Since acquiring the rights to Setanta's 46 game EPL package for the coming season, details of how ESPN will use the package has been unclear. Until now! The ESPN UK channel launches on August the 3rd. But where it will be seen is still unclear. The sports giant is currently in discussions with SKY Television and UK cable providers to ensure their channel is available to as many homes as possible. The new channel will be a premium channel, yet it is unclear exactly how much access to the 46 games will cost viewers.


4 comments:

Jeffyhash said...

If I may fill in a few of the details:

ESPN will be available on Sky on channel 417 with an HD service on channel 443. At present, sky is the only confirmed carrier, but negotiations are ongoing. The channel will cost 9 pounds a month to those who subscribe to Sky Sports and 12 pounds a month to other Sky customers.

Basically, the channel is taking ESPN America over. The new channel will show the Premier League, whatever other rights they pick up, and then American sports they hold rights to.

Sky's in-house production team has been selected to produce this year's slate of PL matches for ESPN with the network adding its own graphics and analysts.

The launch date is set for August 3rd.

http://www.guardian.co.uk/media/2009/jul/07/espn-premier-league-football-channel-setanta-bskyb

http://news.bbc.co.uk/2/hi/business/8138992.stm

Jeffyhash said...

I should have also mentioned that right now, ESPN America is available as a premium channel on Virgin Media at 10 pounds a month. While a few details might change with the switchover, I'll bet it'll be there as well by launch day.

The Fan's Attic said...

Unoriginal_name is a font of original information. Thanks.

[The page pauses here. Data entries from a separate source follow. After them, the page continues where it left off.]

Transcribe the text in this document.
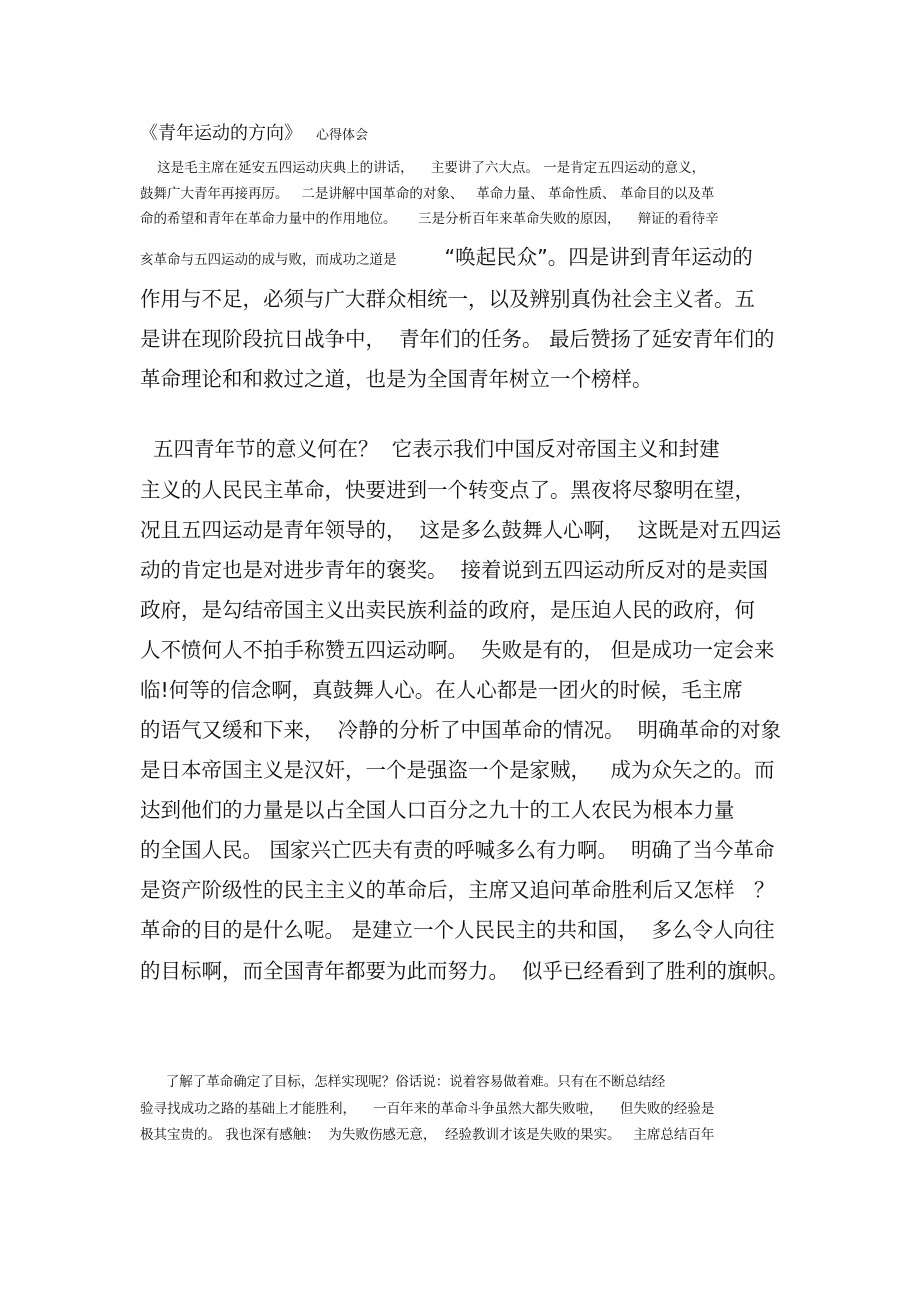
《青年运动的方向》 心得体会
这是毛主席在延安五四运动庆典上的讲话，    主要讲了六大点。 一是肯定五四运动的意义，
鼓舞广大青年再接再厉。   二是讲解中国革命的对象、   革命力量、 革命性质、 革命目的以及革
命的希望和青年在革命力量中的作用地位。     三是分析百年来革命失败的原因，    辩证的看待辛
亥革命与五四运动的成与败，而成功之道是 “唤起民众”。四是讲到青年运动的
作用与不足，必须与广大群众相统一，以及辨别真伪社会主义者。五
是讲在现阶段抗日战争中，  青年们的任务。 最后赞扬了延安青年们的
革命理论和和救过之道，也是为全国青年树立一个榜样。
五四青年节的意义何在？  它表示我们中国反对帝国主义和封建
主义的人民民主革命，快要进到一个转变点了。黑夜将尽黎明在望，
况且五四运动是青年领导的，  这是多么鼓舞人心啊，  这既是对五四运
动的肯定也是对进步青年的褒奖。  接着说到五四运动所反对的是卖国
政府，是勾结帝国主义出卖民族利益的政府，是压迫人民的政府，何
人不愤何人不拍手称赞五四运动啊。  失败是有的， 但是成功一定会来
临!何等的信念啊，真鼓舞人心。在人心都是一团火的时候，毛主席
的语气又缓和下来，  冷静的分析了中国革命的情况。  明确革命的对象
是日本帝国主义是汉奸，一个是强盗一个是家贼，   成为众矢之的。而
达到他们的力量是以占全国人口百分之九十的工人农民为根本力量
的全国人民。 国家兴亡匹夫有责的呼喊多么有力啊。  明确了当今革命
是资产阶级性的民主主义的革命后，主席又追问革命胜利后又怎样   ？
革命的目的是什么呢。 是建立一个人民民主的共和国，  多么令人向往
的目标啊，而全国青年都要为此而努力。  似乎已经看到了胜利的旗帜。
了解了革命确定了目标，怎样实现呢？俗话说：说着容易做着难。只有在不断总结经
验寻找成功之路的基础上才能胜利，    一百年来的革命斗争虽然大都失败啦，    但失败的经验是
极其宝贵的。 我也深有感触：  为失败伤感无意，  经验教训才该是失败的果实。   主席总结百年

So, ESPN is using Sky's production team? Does that mean the same announcers?

Jeffyhash said...

As I understand it, not necessarily. Sky's job will be to handle the on-screen, in-game picture. ESPN will put together its own pre/half/post match shows (though ESPN has put out contract bidding for an outside production company to handle that too). ESPN will also be responsible for lining up on-air talent, which could include contracting out Sky guys or getting their own talent.